I have a csv file that consists of data in this format:
id, name, surname, morecolumns
5, John, Lok, more
2, John2, Lok2, more
1, John3, Lok3, more
etc..
I want to sort my csv file using the id as key and store the sorted results in another file.
What I've done so far in order to create JavaPairs of (id, rest_of_line).
SparkConf conf = new SparkConf().setAppName.....;
JavaSparkContext sc = new JavaSparkContext(conf);
JavaRDD<String> file = sc.textFile("inputfile.csv");
// extract the header
JavaRDD<String> lines = file.filter(s -> !s.equals(header));
// create JavaPairs
JavaPairRDD<Integer, String> pairRdd = lines.mapToPair(
new PairFunction<String, Integer, String>() {
public Tuple2<Integer, String> call(final String line) {
String str = line.split(",", 2)[0];
String str2 = line.split(",", 2)[1];
int id = Integer.parseInt(str);
return new Tuple2(id, str2);
}
});
// sort and save the output
pairRdd.sortByKey(true, 1);
pairRdd.coalesce(1).saveAsTextFile("sorted.csv");
This works in cases that I have small files.
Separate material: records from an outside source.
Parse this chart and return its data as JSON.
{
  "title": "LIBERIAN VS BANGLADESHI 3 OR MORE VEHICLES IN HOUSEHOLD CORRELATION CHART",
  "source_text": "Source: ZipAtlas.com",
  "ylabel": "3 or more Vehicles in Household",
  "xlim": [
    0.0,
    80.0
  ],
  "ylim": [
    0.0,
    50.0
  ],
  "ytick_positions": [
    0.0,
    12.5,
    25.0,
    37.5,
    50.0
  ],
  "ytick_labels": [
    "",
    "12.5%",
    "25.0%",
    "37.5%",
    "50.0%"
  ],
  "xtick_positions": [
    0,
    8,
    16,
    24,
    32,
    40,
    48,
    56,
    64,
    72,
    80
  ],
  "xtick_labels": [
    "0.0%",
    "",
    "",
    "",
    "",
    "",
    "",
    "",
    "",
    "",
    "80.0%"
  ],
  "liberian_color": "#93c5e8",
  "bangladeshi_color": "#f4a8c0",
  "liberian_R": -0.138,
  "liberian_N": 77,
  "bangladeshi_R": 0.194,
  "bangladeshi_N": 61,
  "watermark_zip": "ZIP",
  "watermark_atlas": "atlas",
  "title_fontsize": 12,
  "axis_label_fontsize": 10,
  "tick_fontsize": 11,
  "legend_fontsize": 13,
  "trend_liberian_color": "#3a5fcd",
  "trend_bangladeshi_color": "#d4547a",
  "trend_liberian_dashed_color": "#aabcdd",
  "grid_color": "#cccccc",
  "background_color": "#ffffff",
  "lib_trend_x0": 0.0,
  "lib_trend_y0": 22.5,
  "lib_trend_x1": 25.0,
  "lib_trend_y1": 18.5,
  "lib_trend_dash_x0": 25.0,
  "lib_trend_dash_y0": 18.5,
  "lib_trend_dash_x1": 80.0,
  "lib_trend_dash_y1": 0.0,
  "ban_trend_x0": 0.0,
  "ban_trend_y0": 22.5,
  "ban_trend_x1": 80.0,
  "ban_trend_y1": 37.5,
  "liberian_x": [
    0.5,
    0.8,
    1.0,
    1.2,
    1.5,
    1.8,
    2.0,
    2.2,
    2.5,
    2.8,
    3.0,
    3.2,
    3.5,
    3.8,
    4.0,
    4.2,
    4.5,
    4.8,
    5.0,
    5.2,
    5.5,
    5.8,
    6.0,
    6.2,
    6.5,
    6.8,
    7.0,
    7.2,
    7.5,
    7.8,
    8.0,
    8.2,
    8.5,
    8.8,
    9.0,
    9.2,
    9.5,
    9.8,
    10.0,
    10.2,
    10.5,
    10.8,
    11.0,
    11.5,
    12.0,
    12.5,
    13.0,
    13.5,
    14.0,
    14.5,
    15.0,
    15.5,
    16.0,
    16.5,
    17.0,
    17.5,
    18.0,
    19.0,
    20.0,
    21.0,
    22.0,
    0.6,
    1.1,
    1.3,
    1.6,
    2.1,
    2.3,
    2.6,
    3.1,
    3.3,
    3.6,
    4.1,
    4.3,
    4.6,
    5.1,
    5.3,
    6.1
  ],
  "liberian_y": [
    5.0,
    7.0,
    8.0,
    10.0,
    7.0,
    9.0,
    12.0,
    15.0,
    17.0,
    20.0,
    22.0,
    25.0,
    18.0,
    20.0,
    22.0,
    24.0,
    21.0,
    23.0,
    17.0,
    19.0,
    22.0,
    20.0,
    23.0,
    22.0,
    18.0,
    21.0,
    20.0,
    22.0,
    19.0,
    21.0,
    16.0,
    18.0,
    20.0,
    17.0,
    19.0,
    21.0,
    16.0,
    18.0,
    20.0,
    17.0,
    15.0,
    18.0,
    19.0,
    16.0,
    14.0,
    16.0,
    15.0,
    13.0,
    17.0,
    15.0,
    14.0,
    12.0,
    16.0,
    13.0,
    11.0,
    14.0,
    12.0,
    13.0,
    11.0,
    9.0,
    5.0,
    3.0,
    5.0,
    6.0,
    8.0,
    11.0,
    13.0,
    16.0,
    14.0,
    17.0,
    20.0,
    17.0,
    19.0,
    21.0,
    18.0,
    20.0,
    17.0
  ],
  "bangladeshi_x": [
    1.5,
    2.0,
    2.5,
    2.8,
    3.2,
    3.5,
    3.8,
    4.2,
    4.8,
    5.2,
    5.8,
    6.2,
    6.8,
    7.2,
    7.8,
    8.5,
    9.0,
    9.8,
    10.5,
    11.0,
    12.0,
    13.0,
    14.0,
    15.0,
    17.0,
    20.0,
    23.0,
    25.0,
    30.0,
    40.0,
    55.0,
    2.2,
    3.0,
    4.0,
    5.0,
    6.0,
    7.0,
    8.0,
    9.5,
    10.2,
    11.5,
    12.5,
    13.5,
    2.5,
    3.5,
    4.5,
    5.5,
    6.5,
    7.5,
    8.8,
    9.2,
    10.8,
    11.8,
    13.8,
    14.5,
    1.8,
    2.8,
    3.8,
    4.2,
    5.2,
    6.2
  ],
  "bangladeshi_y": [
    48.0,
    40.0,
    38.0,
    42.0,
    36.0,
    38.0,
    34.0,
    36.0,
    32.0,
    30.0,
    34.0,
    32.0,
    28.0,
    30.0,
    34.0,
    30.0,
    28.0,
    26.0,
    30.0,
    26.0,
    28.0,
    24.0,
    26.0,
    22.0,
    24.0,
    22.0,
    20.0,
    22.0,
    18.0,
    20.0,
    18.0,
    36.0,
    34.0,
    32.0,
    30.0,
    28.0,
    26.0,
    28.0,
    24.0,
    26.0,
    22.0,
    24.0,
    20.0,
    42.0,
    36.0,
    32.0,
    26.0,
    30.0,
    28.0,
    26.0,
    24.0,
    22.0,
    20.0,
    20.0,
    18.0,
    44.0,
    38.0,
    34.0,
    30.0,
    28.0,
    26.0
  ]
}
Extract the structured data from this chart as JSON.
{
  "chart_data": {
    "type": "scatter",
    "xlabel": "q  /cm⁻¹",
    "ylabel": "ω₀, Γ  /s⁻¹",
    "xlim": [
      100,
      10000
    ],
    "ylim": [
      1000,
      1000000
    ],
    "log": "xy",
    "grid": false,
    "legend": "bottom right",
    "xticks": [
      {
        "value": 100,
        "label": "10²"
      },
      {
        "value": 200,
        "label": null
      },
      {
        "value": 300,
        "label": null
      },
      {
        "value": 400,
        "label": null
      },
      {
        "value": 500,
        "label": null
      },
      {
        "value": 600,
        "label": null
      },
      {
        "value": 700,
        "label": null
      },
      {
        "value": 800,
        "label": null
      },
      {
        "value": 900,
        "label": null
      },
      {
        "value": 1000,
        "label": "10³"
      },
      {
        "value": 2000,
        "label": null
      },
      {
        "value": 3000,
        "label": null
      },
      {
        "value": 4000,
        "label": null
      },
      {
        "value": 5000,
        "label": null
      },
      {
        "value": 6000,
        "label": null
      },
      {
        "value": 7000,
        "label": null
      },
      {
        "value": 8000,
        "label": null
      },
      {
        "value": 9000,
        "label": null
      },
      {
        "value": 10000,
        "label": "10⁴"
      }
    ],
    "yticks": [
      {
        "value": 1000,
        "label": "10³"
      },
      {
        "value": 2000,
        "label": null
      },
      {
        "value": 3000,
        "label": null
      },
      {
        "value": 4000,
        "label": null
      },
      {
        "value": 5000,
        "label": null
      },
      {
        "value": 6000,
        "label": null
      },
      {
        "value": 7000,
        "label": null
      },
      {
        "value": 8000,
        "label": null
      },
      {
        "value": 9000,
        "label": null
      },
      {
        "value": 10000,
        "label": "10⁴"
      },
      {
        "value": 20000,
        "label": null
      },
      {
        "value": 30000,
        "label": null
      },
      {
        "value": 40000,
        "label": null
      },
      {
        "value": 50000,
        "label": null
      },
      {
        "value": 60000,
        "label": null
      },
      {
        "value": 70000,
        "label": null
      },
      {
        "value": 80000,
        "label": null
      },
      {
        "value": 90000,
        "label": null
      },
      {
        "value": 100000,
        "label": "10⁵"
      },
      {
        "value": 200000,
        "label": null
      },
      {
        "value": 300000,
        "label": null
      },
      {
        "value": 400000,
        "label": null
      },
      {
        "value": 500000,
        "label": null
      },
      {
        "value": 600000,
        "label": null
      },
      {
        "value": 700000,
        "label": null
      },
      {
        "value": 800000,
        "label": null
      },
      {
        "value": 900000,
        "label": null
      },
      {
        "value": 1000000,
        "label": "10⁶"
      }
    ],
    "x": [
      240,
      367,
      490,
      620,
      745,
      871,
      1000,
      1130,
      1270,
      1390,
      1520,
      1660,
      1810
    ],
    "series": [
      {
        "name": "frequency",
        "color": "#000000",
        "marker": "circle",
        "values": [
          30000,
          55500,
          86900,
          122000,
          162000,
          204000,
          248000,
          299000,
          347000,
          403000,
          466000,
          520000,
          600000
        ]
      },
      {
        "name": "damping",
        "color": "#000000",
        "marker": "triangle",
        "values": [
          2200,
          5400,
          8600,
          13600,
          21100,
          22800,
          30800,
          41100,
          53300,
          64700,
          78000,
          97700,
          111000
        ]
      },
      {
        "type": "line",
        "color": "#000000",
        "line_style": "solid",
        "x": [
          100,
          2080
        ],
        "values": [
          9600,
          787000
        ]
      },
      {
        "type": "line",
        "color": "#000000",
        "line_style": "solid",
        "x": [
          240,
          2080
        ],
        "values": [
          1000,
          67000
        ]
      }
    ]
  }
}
However when I am using bigger files, the output is not sorted properly. I think this happens because the sort procedure takes place on different nodes, so the merge of all the procedures from all the nodes doesn't give the expected output.
So, the question is how can I sort my csv file using the id as key and store the sorted results in another file.